Он улыбнулся полковнику, когда тот его заметил. Полковник Жоблен был в темно-синем сюртуке, который служил ему после отставки своего рода гражданским мундиром. Украшенный большой, словно узел шейного платка, розеткой офицера Почетного легиона[40], полковник одиноко расположился в ложе квесторов[41]. Кан посмотрел левее, и взгляд его задержался на юноше и молодой женщине, нежно прижавшихся друг к другу в уголке ложи Государственного совета. Юноша то и дело наклонялся к уху своей спутницы и что-то ей говорил, а она, не оборачиваясь и не сводя глаз с аллегорической статуи Общественного порядка, тихо улыбалась.
— Послушайте, Бежюэн! — шепнул депутат, толкая коленом своего коллегу.

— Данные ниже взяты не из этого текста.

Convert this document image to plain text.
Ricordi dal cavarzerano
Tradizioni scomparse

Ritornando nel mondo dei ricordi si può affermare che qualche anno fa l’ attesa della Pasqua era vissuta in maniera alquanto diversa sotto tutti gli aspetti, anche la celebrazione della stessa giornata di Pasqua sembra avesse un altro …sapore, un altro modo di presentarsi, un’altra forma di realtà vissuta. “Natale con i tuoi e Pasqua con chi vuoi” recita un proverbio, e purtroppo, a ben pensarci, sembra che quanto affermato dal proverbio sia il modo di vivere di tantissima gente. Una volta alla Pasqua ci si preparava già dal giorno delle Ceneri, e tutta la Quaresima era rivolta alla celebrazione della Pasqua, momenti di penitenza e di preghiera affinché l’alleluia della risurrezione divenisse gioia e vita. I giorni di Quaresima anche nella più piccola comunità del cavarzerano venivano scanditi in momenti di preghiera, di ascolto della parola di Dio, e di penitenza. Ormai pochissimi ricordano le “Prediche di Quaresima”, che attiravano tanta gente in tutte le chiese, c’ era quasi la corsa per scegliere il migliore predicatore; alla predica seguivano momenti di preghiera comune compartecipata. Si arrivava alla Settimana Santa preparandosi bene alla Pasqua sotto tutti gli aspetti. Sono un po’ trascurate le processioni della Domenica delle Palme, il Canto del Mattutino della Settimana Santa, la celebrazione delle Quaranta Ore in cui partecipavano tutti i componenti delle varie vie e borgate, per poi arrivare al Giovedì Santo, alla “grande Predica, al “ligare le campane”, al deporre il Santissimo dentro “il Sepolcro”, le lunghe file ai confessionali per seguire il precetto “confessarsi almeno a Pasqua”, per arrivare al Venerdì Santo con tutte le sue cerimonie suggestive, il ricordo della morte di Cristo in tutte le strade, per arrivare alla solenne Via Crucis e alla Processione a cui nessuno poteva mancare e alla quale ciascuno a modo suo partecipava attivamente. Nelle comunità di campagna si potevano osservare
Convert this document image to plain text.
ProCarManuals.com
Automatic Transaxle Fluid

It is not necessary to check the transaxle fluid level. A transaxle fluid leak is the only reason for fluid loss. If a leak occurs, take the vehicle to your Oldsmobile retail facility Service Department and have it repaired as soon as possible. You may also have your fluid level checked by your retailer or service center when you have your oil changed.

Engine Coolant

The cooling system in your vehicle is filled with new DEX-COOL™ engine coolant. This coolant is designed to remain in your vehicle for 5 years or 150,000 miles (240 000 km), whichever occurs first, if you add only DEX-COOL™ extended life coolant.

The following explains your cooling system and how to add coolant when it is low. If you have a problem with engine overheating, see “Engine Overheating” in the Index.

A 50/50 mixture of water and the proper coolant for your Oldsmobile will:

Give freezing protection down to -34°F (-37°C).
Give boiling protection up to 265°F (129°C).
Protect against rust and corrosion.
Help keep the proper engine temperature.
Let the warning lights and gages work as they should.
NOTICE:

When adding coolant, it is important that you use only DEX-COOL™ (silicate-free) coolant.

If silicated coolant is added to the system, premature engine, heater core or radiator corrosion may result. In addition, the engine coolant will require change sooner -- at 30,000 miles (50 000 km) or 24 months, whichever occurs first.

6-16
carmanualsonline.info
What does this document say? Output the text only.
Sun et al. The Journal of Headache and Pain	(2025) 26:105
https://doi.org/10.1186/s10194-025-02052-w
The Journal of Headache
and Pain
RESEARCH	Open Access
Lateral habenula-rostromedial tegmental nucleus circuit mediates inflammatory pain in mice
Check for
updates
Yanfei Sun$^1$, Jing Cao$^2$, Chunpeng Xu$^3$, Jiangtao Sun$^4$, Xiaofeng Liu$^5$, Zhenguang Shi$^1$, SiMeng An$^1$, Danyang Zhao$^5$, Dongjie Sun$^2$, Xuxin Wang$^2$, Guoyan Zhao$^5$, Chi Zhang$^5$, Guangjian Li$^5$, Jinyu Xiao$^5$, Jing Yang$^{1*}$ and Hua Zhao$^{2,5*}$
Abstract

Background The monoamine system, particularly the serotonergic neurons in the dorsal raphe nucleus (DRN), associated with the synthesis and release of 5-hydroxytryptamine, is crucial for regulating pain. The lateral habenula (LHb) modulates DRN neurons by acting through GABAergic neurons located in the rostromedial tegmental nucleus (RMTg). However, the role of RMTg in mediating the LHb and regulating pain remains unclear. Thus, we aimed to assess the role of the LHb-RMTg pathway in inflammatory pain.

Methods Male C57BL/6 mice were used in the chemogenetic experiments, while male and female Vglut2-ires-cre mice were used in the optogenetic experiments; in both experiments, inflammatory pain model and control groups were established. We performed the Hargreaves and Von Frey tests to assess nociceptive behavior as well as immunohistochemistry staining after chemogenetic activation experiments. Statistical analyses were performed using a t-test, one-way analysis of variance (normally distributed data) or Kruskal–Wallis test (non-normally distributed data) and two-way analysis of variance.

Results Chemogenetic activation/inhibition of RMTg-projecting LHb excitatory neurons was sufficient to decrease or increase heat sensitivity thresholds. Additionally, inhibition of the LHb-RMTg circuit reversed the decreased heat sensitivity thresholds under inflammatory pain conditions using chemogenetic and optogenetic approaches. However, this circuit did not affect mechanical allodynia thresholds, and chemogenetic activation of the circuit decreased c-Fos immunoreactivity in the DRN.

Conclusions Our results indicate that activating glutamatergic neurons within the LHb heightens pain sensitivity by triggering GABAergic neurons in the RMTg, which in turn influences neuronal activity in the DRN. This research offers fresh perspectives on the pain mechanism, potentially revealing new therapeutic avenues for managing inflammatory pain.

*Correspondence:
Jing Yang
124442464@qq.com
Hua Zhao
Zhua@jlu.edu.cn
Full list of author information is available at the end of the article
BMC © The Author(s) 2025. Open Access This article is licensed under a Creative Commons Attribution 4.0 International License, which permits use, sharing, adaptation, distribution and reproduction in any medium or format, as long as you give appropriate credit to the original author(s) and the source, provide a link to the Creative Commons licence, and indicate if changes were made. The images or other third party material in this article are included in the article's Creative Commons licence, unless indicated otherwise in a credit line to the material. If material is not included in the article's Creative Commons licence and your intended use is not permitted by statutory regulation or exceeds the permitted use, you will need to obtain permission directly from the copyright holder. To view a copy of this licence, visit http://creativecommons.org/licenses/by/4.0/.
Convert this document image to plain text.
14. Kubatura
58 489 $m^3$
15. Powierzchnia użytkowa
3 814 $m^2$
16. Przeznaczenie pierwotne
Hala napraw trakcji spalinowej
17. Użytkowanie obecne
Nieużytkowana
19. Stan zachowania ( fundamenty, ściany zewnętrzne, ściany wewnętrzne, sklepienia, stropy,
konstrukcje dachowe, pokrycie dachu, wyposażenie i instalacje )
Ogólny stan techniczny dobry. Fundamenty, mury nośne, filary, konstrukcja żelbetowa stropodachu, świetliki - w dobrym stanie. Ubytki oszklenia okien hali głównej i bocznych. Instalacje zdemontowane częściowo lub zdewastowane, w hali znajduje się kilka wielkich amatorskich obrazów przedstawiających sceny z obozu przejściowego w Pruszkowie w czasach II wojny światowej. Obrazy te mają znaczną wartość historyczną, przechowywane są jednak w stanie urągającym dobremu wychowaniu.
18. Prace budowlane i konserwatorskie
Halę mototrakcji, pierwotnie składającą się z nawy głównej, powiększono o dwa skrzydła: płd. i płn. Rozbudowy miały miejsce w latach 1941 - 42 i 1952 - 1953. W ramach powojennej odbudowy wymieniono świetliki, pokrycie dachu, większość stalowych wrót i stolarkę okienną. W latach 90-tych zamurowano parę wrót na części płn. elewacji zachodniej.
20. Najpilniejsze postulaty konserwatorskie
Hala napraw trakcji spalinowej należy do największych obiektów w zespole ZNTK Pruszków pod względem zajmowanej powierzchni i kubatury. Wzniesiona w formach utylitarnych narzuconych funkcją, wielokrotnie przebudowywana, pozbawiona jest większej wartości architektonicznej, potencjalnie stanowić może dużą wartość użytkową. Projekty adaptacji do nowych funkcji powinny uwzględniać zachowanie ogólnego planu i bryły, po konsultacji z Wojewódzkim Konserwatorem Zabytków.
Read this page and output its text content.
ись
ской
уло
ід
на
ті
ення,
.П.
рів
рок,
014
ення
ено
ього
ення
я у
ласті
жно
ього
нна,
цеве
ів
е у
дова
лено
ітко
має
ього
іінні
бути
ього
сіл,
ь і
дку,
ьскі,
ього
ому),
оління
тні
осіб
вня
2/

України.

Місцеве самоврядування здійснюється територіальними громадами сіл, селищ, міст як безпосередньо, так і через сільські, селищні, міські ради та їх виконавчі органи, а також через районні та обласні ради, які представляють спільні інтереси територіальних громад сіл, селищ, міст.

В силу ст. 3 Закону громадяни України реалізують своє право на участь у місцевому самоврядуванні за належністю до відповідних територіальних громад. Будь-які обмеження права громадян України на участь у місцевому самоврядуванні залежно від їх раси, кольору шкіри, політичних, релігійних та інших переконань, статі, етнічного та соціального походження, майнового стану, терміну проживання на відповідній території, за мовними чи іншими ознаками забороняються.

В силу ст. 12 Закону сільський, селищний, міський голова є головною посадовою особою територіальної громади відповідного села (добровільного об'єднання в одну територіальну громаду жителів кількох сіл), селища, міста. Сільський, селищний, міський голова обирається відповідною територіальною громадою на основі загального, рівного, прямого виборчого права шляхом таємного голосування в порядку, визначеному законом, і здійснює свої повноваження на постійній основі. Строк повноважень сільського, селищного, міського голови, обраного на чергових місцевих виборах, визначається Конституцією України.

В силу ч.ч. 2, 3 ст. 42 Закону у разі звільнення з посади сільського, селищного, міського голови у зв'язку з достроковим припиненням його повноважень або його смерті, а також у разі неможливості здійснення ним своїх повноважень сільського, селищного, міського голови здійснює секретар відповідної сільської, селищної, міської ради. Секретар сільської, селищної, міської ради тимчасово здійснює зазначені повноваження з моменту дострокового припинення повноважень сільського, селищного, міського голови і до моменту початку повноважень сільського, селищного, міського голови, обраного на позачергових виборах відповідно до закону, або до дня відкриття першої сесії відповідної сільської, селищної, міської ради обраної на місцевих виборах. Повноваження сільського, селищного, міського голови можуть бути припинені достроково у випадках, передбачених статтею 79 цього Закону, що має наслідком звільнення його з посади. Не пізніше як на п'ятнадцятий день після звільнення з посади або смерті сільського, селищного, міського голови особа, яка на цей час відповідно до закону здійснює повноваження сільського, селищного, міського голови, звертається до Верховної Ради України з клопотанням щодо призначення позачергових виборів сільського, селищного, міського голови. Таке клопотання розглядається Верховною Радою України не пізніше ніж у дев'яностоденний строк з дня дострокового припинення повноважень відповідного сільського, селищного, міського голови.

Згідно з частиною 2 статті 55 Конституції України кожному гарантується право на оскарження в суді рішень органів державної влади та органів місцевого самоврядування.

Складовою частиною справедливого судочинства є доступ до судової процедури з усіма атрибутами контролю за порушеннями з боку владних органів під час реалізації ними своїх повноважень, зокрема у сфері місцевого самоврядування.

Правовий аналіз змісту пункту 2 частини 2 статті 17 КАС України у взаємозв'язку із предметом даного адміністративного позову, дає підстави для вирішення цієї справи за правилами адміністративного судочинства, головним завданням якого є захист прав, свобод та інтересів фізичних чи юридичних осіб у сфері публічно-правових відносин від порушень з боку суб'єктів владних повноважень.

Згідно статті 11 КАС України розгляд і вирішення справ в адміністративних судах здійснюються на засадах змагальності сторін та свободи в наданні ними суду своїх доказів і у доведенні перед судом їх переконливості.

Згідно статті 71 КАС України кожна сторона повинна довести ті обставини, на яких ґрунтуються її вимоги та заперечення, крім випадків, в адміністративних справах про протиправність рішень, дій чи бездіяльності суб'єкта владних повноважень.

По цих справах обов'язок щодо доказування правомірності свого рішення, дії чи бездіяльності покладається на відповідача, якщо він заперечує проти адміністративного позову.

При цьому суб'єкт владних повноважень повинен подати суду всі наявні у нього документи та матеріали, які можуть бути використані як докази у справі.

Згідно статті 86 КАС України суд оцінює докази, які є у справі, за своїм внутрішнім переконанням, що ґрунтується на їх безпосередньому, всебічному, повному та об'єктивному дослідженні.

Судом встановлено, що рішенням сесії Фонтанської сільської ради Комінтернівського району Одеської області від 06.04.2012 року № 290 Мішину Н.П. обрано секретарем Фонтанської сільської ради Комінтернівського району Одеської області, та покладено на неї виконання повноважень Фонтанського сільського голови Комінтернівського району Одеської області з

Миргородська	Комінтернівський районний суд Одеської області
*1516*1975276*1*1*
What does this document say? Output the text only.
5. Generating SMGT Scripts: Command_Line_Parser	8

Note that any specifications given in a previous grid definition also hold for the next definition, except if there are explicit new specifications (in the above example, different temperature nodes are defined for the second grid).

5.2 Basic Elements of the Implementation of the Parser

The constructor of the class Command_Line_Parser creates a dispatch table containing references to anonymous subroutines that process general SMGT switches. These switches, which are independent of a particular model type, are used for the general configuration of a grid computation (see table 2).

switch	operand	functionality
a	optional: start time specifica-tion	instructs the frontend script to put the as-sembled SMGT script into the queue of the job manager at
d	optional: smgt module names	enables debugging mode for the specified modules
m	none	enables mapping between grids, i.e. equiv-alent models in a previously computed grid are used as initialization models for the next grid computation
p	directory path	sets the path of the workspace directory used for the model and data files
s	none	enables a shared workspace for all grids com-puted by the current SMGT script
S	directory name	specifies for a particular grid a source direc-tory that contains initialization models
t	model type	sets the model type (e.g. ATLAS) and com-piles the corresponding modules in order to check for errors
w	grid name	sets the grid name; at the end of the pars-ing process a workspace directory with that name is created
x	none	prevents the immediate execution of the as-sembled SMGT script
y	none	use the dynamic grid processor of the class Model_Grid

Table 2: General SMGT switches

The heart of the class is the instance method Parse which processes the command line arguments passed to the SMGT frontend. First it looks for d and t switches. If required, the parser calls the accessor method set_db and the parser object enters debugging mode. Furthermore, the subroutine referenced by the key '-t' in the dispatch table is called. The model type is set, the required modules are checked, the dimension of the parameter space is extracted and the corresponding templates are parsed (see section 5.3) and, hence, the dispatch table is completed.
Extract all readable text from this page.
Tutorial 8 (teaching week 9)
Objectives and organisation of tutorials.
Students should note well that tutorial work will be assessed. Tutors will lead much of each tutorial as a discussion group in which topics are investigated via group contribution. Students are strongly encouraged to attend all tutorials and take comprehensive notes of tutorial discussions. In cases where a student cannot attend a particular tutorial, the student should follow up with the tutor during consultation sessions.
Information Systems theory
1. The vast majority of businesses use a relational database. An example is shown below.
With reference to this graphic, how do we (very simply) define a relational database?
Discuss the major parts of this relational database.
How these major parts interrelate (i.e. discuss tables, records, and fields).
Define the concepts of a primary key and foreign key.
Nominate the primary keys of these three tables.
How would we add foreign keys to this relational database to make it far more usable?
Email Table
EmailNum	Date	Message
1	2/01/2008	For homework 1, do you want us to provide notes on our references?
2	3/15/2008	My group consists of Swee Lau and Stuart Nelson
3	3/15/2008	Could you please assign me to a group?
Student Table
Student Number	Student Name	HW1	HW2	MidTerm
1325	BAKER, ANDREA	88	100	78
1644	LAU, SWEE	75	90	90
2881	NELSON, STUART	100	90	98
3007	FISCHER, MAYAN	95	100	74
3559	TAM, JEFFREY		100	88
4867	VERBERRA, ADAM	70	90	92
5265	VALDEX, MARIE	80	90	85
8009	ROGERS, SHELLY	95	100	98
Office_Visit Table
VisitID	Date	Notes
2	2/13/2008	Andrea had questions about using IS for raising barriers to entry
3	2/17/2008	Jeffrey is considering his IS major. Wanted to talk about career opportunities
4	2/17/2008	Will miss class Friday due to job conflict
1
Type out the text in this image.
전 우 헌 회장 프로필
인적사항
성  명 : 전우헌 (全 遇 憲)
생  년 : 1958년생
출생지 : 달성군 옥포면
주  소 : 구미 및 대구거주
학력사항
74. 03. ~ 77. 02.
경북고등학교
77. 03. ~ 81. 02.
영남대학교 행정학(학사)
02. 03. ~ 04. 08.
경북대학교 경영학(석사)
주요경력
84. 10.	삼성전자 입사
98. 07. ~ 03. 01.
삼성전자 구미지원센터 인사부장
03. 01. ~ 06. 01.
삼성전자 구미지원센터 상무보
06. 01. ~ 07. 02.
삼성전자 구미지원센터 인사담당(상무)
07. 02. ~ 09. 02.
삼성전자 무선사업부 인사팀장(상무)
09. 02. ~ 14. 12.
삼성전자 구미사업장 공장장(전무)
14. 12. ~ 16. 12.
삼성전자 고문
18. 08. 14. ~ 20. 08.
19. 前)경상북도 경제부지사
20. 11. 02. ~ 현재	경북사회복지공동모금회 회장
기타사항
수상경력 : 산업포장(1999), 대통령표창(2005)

Бежюэн писал в этот момент пятое письмо. Он растерянно взглянул на Кана.
— Видите там, наверху, маленького д’Эскорайля и хорошенькую госпожу Бушар? Бьюсь об заклад, что он щиплет ей ляжки, такие у нее томные глаза… Похоже на то, что все друзья Ругона условились здесь встретиться. А вот еще в ложе для публики г-жа Коррер и чета Шарбоннелей.
Раздался продолжительный звонок. Курьер красивым басом провозгласил: «Внимание, господа!» Все насторожились. Тут председатель произнес фразу, которую услышали все:
— Господин Кан испрашивает согласия на напечатание речи, которую он произнес при обсуждении законопроекта о муниципальном налоге на кареты и лошадей города Парижа.
По скамьям пронесся ропот, и разговоры возобновились. Ла Рукет подсел к Кану.
— Итак, вы трудитесь на благо народа? — пошутил он.